Que la toma de decisiones en el Consejo para las diferentes políticas comunitarias pase a estar regida por la regla de la mayoría cualificada, y no por la unanimidad, agilizará y dinamizará el proceso legislativo. A partir de 2014, la mayoría cualificada se alcanzará cuando los votos favorables representen, como mínimo, el 55% de los Estados miembros y el 65% de la población. Un presidente electo por dos años y medio representará a Europa frente al mundo, y un Servicio Europeo de Acción Exterior junto a un Alto Representante para Asuntos Exteriores serán la cara visible de Europa como actor en un escenario global. Una voz única para Europa en todos los rincones del planeta.

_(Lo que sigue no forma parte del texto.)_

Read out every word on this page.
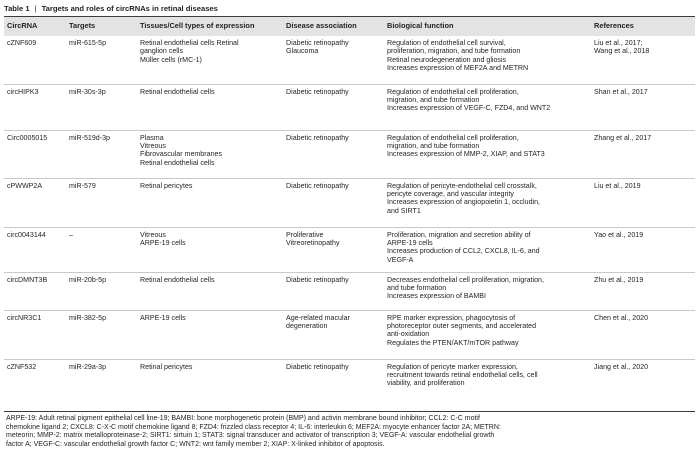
Table 1 | Targets and roles of circRNAs in retinal diseases
CircRNA	Targets	Tissues/Cell types of expression	Disease association	Biological function	References
cZNF609	miR-615-5p	Retinal endothelial cells Retinal
ganglion cells
Müller cells (rMC-1)	Diabetic retinopathy
Glaucoma	Regulation of endothelial cell survival,
proliferation, migration, and tube formation
Retinal neurodegeneration and gliosis
Increases expression of MEF2A and METRN	Liu et al., 2017;
Wang et al., 2018

circHIPK3	miR-30s-3p	Retinal endothelial cells	Diabetic retinopathy	Regulation of endothelial cell proliferation,
migration, and tube formation
Increases expression of VEGF-C, FZD4, and WNT2	Shan et al., 2017

Circ0005015	miR-519d-3p	Plasma
Vitreous
Fibrovascular membranes
Retinal endothelial cells	Diabetic retinopathy	Regulation of endothelial cell proliferation,
migration, and tube formation
Increases expression of MMP-2, XIAP, and STAT3	Zhang et al., 2017

cPWWP2A	miR-579	Retinal pericytes	Diabetic retinopathy	Regulation of pericyte-endothelial cell crosstalk,
pericyte coverage, and vascular integrity
Increases expression of angiopoietin 1, occludin,
and SIRT1	Liu et al., 2019

circ0043144	–	Vitreous
ARPE-19 cells	Proliferative
Vitreoretinopathy	Proliferation, migration and secretion ability of
ARPE-19 cells
Increases production of CCL2, CXCL8, IL-6, and
VEGF-A	Yao et al., 2019

circDMNT3B	miR-20b-5p	Retinal endothelial cells	Diabetic retinopathy	Decreases endothelial cell proliferation, migration,
and tube formation
Increases expression of BAMBI	Zhu et al., 2019

circNR3C1	miR-382-5p	ARPE-19 cells	Age-related macular
degeneration	RPE marker expression, phagocytosis of
photoreceptor outer segments, and accelerated
anti-oxidation
Regulates the PTEN/AKT/mTOR pathway	Chen et al., 2020

cZNF532	miR-29a-3p	Retinal pericytes	Diabetic retinopathy	Regulation of pericyte marker expression,
recruitment towards retinal endothelial cells, cell
viability, and proliferation	Jiang et al., 2020
ARPE-19: Adult retinal pigment epithelial cell line-19; BAMBI: bone morphogenetic protein (BMP) and activin membrane bound inhibitor; CCL2: C-C motif
chemokine ligand 2; CXCL8: C-X-C motif chemokine ligand 8; FZD4: frizzled class receptor 4; IL-6: interleukin 6; MEF2A: myocyte enhancer factor 2A; METRN:
meteorin; MMP-2: matrix metalloproteinase-2; SIRT1: sirtuin 1; STAT3: signal transducer and activator of transcription 3; VEGF-A: vascular endothelial growth
factor A; VEGF-C: vascular endothelial growth factor C; WNT2: wnt family member 2; XIAP: X-linked inhibitor of apoptosis.
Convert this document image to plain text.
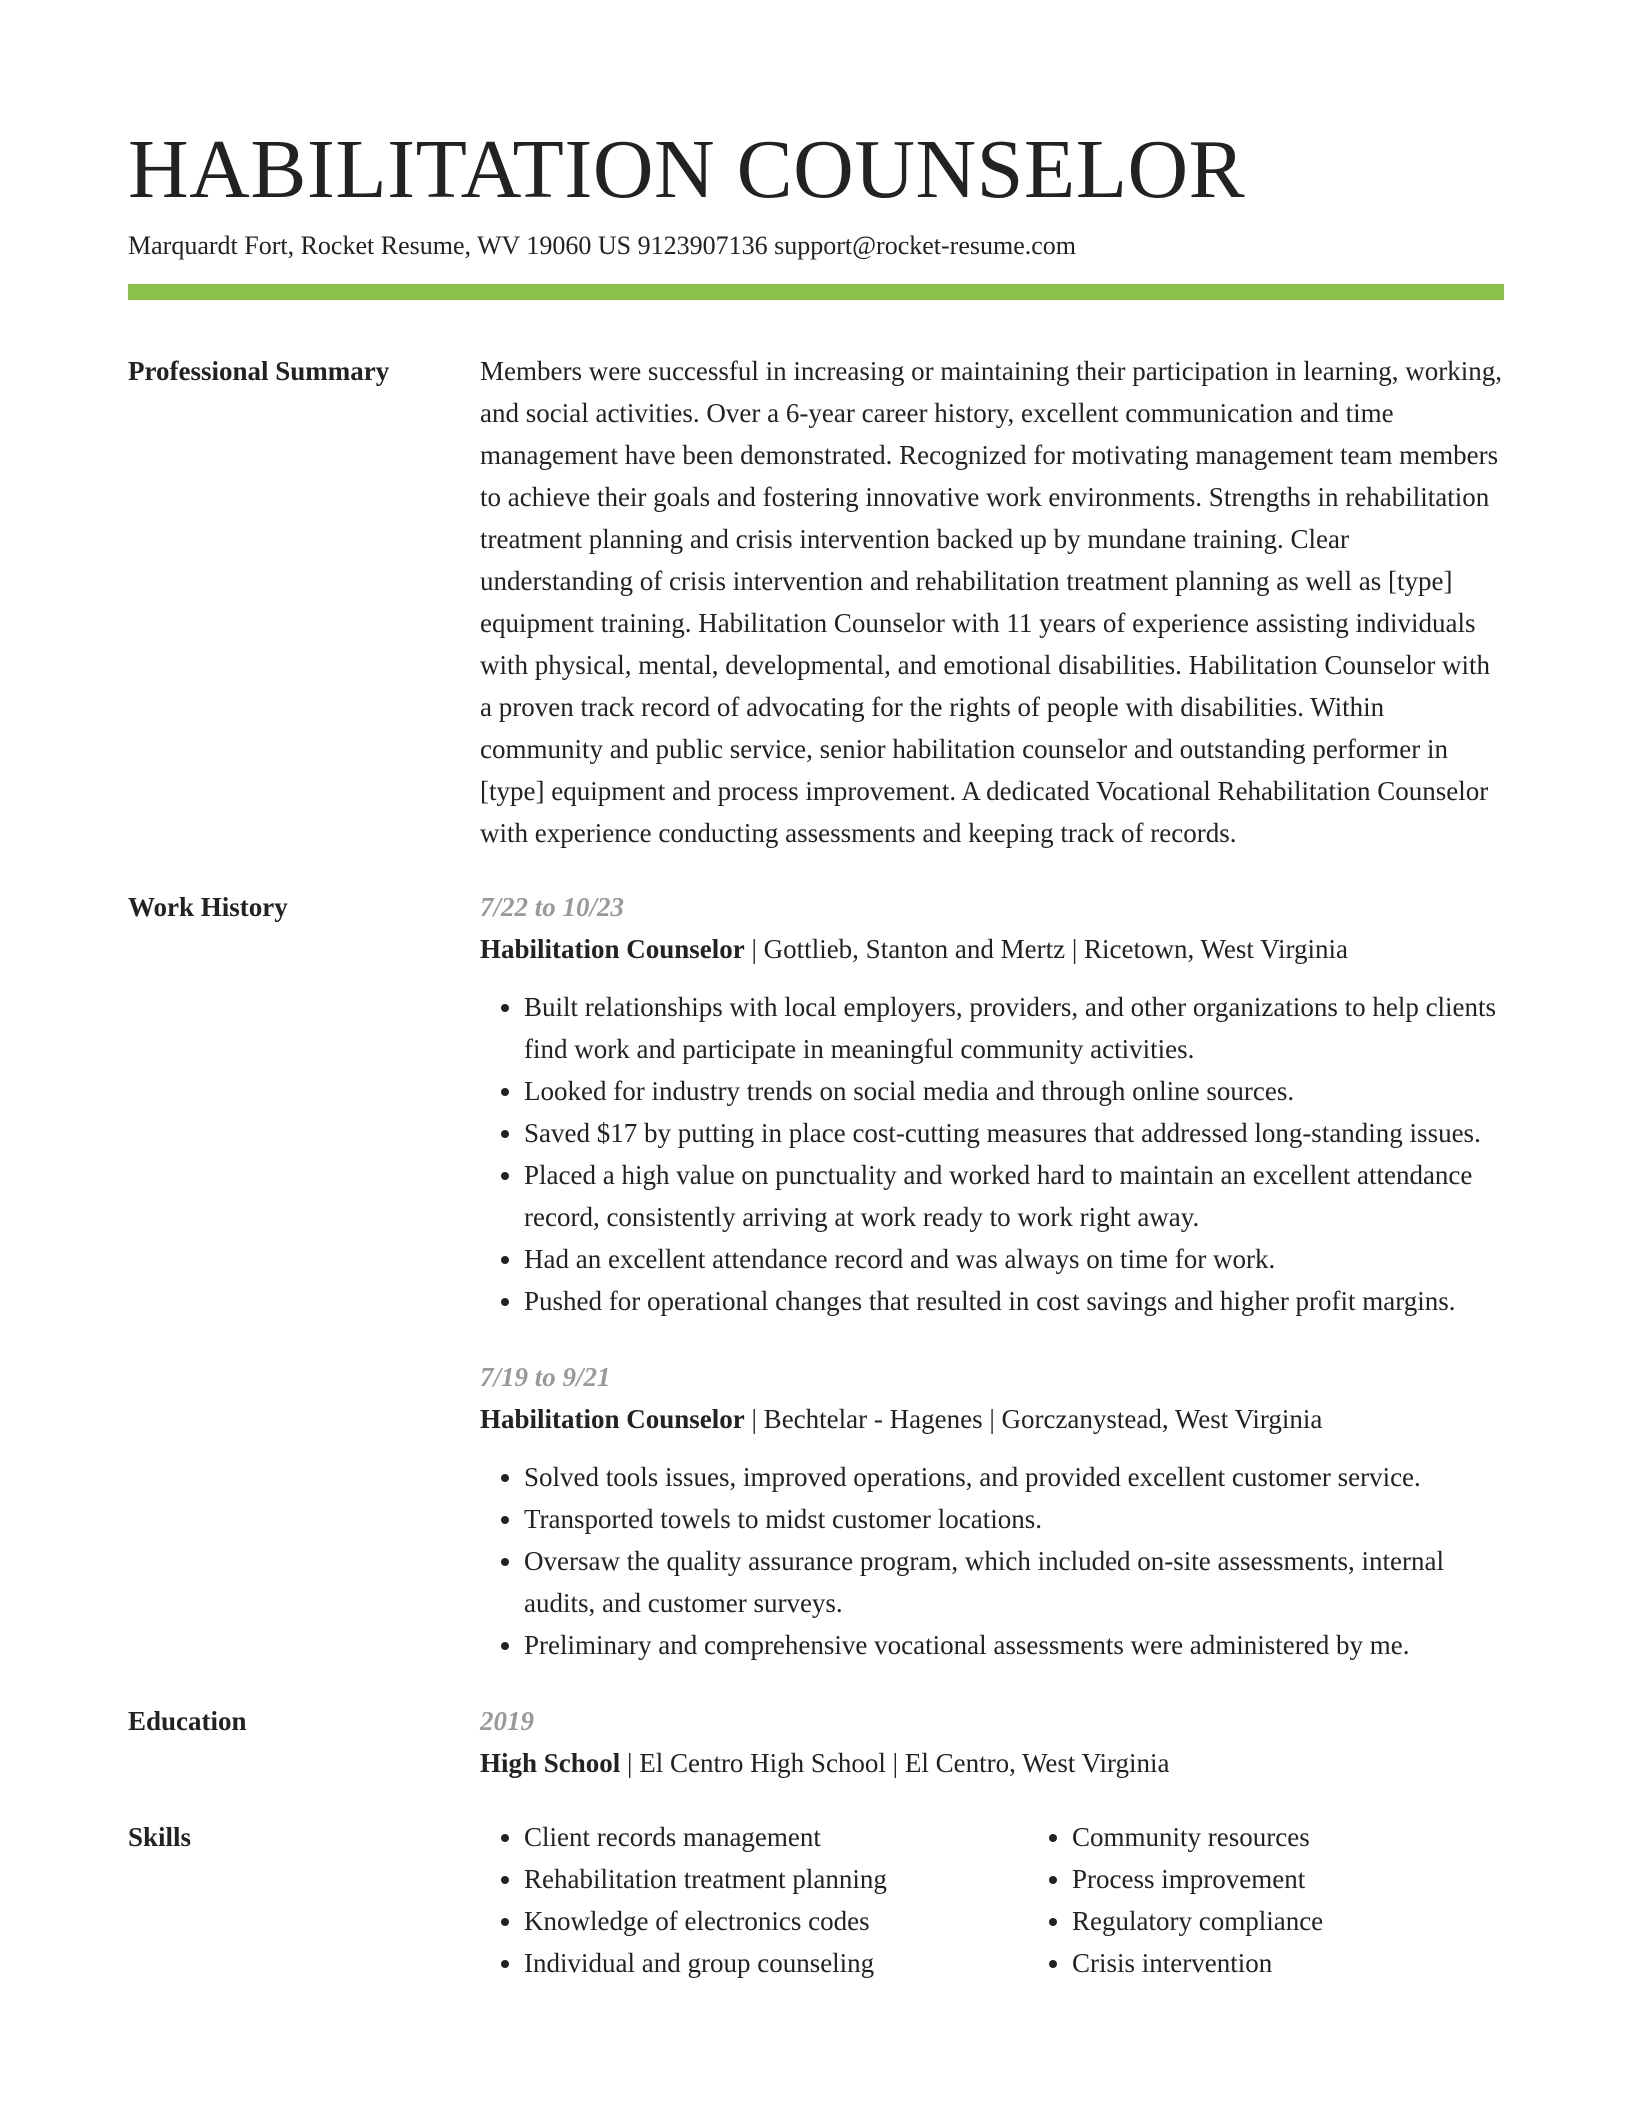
HABILITATION COUNSELOR
Marquardt Fort, Rocket Resume, WV 19060 US 9123907136 support@rocket-resume.com
Professional Summary	Members were successful in increasing or maintaining their participation in learning, working, and social activities. Over a 6-year career history, excellent communication and time management have been demonstrated. Recognized for motivating management team members to achieve their goals and fostering innovative work environments. Strengths in rehabilitation treatment planning and crisis intervention backed up by mundane training. Clear understanding of crisis intervention and rehabilitation treatment planning as well as [type] equipment training. Habilitation Counselor with 11 years of experience assisting individuals with physical, mental, developmental, and emotional disabilities. Habilitation Counselor with a proven track record of advocating for the rights of people with disabilities. Within community and public service, senior habilitation counselor and outstanding performer in [type] equipment and process improvement. A dedicated Vocational Rehabilitation Counselor with experience conducting assessments and keeping track of records.
Work History	7/22 to 10/23
Habilitation Counselor | Gottlieb, Stanton and Mertz | Ricetown, West Virginia
• Built relationships with local employers, providers, and other organizations to help clients find work and participate in meaningful community activities.
• Looked for industry trends on social media and through online sources.
• Saved $17 by putting in place cost-cutting measures that addressed long-standing issues.
• Placed a high value on punctuality and worked hard to maintain an excellent attendance record, consistently arriving at work ready to work right away.
• Had an excellent attendance record and was always on time for work.
• Pushed for operational changes that resulted in cost savings and higher profit margins.
7/19 to 9/21
Habilitation Counselor | Bechtelar - Hagenes | Gorczanystead, West Virginia
• Solved tools issues, improved operations, and provided excellent customer service.
• Transported towels to midst customer locations.
• Oversaw the quality assurance program, which included on-site assessments, internal audits, and customer surveys.
• Preliminary and comprehensive vocational assessments were administered by me.
Education	2019
High School | El Centro High School | El Centro, West Virginia
Skills
•	Client records management
• Rehabilitation treatment planning
• Knowledge of electronics codes
• Individual and group counseling
• Community resources
• Process improvement
• Regulatory compliance
• Crisis intervention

Poder llevar ante el Tribunal de Justicia reclamaciones basadas en los derechos fundamentales reconocidos en la Carta de Derechos será una doble garantía de indemnidad, junto con la de los Tribunales Constitucionales, para nuestros derechos. Hacer, como proclama el artículo 3 TUE, que el mercado interior de la Unión Europea se base en una economía social de mercado altamente competitiva es poner el énfasis en la necesidad de mantener el modelo social europeo, más allá de los paradigmas clásicos del mercado, productividad, flexibilidad, competitividad. Lisboa es, decididamente, un salto cualitativo hacia un futuro más democrático, transparente, eficaz y seguro para Europa. Que lo veamos.